A tradução é de Isaque Gomes Correa.
Segundo o autor, "está ficando claro que Roma não é mais a última parada da carreira de um bispo. Na verdade, é até possível que um bispo – até mesmo um cardeal – possa ser rebaixado um degrau da escada eclesiástica e ser enviado de volta para casa ou para outro lugar".
Eis o artigo.
As novas disposições promulgadas pelo Papa Francisco em 5 de novembro deste ano relativas à renúncia de bispos não são, na verdade, inteiramente novas.
O rescrito papal cita os passos que a Igreja, enquanto instituição, tomou desde o Concílio Vaticano II para normalizar a aposentadoria de sua hierarquia, especialmente daqueles bispos que, até o Vaticano II, nunca se aposentaram.
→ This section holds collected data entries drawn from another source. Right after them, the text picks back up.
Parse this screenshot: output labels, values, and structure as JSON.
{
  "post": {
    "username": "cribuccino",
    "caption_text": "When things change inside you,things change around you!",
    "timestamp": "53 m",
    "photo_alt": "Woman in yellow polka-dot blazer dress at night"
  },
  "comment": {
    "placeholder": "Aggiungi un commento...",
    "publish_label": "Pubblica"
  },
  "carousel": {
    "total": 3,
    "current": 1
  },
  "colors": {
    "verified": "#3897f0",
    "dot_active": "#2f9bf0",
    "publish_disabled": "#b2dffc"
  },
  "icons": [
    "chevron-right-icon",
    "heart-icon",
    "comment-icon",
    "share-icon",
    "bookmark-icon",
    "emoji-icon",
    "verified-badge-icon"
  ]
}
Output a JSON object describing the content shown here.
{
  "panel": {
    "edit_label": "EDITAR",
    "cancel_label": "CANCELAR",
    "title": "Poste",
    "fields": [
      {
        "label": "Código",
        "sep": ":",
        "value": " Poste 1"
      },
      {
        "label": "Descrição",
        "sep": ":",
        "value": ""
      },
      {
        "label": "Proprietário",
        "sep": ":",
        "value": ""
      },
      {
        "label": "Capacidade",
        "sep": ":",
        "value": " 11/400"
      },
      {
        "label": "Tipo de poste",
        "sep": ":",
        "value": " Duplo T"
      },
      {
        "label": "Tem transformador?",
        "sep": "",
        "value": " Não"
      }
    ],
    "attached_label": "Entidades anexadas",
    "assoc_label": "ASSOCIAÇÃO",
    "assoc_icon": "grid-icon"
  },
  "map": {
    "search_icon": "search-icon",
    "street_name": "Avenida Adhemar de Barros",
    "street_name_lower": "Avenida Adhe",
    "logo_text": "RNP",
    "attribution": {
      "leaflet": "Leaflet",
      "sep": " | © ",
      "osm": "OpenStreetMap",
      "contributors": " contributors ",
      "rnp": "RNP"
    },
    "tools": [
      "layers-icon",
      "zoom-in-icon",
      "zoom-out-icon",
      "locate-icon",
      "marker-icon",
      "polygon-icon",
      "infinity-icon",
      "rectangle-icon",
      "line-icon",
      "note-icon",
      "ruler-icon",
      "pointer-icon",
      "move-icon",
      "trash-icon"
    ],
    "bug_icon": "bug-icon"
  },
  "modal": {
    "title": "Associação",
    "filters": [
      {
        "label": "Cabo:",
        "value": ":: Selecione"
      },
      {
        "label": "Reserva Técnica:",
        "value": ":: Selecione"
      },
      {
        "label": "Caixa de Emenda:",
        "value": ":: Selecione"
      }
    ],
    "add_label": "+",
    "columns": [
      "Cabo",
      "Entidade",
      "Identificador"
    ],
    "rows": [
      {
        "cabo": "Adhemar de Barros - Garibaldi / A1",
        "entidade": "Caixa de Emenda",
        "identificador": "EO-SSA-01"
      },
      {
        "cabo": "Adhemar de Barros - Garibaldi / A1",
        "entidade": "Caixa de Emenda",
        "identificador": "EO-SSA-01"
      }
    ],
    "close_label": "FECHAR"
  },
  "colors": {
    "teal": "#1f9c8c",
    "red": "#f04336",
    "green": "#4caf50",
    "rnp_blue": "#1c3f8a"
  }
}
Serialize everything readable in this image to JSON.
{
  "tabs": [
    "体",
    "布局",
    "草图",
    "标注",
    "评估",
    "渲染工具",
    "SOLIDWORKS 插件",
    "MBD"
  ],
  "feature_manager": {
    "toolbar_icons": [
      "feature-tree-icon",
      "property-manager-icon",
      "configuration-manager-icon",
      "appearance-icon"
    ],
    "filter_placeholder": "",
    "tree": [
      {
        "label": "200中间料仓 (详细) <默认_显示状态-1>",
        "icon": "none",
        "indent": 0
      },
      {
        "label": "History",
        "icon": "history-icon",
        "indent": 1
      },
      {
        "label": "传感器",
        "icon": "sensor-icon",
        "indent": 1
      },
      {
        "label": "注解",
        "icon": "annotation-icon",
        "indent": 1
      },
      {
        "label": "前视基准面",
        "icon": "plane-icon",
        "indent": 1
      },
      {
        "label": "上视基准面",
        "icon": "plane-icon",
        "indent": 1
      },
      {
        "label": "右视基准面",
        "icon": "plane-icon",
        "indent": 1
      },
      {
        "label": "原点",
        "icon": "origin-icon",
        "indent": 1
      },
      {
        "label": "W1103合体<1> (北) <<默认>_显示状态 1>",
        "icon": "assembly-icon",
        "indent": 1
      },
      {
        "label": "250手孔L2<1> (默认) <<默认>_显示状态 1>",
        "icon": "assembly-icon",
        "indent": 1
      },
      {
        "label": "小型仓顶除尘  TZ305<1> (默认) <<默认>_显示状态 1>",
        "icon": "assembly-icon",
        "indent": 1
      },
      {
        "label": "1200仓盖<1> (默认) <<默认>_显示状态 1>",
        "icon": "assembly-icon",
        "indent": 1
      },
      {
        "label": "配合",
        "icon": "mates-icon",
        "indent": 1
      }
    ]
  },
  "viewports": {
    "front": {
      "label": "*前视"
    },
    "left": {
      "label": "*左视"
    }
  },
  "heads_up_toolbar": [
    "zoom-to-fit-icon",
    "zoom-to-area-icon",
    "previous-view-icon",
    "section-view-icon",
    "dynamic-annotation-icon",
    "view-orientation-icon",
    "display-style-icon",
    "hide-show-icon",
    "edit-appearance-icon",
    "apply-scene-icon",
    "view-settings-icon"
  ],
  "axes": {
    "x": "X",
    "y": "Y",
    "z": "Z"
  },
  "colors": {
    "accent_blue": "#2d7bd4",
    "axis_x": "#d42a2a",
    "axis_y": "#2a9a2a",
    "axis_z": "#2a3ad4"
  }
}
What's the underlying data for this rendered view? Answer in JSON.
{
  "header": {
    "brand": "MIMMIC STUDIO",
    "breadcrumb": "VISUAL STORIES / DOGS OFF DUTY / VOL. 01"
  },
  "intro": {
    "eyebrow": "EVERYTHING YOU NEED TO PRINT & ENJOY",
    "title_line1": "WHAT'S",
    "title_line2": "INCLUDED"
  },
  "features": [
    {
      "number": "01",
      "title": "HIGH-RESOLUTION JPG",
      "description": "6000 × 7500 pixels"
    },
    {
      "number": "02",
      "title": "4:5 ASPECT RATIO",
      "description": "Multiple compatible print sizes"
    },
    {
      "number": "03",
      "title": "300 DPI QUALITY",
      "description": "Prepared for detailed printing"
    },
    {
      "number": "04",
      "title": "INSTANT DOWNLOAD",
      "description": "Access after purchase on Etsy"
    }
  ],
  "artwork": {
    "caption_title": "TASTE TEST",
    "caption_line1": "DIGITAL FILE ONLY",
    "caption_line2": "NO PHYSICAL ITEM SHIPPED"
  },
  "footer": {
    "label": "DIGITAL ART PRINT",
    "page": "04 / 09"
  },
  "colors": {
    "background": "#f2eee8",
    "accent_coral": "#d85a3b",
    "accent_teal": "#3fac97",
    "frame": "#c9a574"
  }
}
Com o decreto conciliar sobre o ministério pastoral dos bispos, o Christus Dominus (de 1965), e o motu proprio de Paulo VI, Ecclesiae Sanctae (1966), os bispos no Vaticano e o papa que concluiu o evento abriram as portas para os últimos desenvolvimentos.
No entanto, o debate conciliar começou, na verdade, focando-se no problema da inamovibilidade dos padres nas paróquias diocesanas. Antes do Vaticano II, os bispos não podiam remover os párocos (em sua maioria de ordens religiosas). Isso colocava um freio significativo no poder ordinário diocesano. Mas o debate no Concílio rapidamente moveu-se para a questão da inamovibilidade dos próprios bispos. Assim como outros assuntos durante os eventos, um debate que incialmente começou abordando um problema para os bispos evoluiu para um debate no qual os próprios bispos se tornaram o problema. Os padres conciliares e os peritos teológicos prolongaram o debate sobre a idade de aposentadoria dos bispos (65, 70, 75, ou 80?) e o decreto continuava sendo vago. Ele não estipulava um limite exato de idade, mas claramente indicava que os bispos que não mais estivessem em condições de servir a suas igrejas deveriam renunciar. O Papa Paulo VI juntou as peças do Concílio e estabeleceu a idade de 75 para se pedir a renúncia.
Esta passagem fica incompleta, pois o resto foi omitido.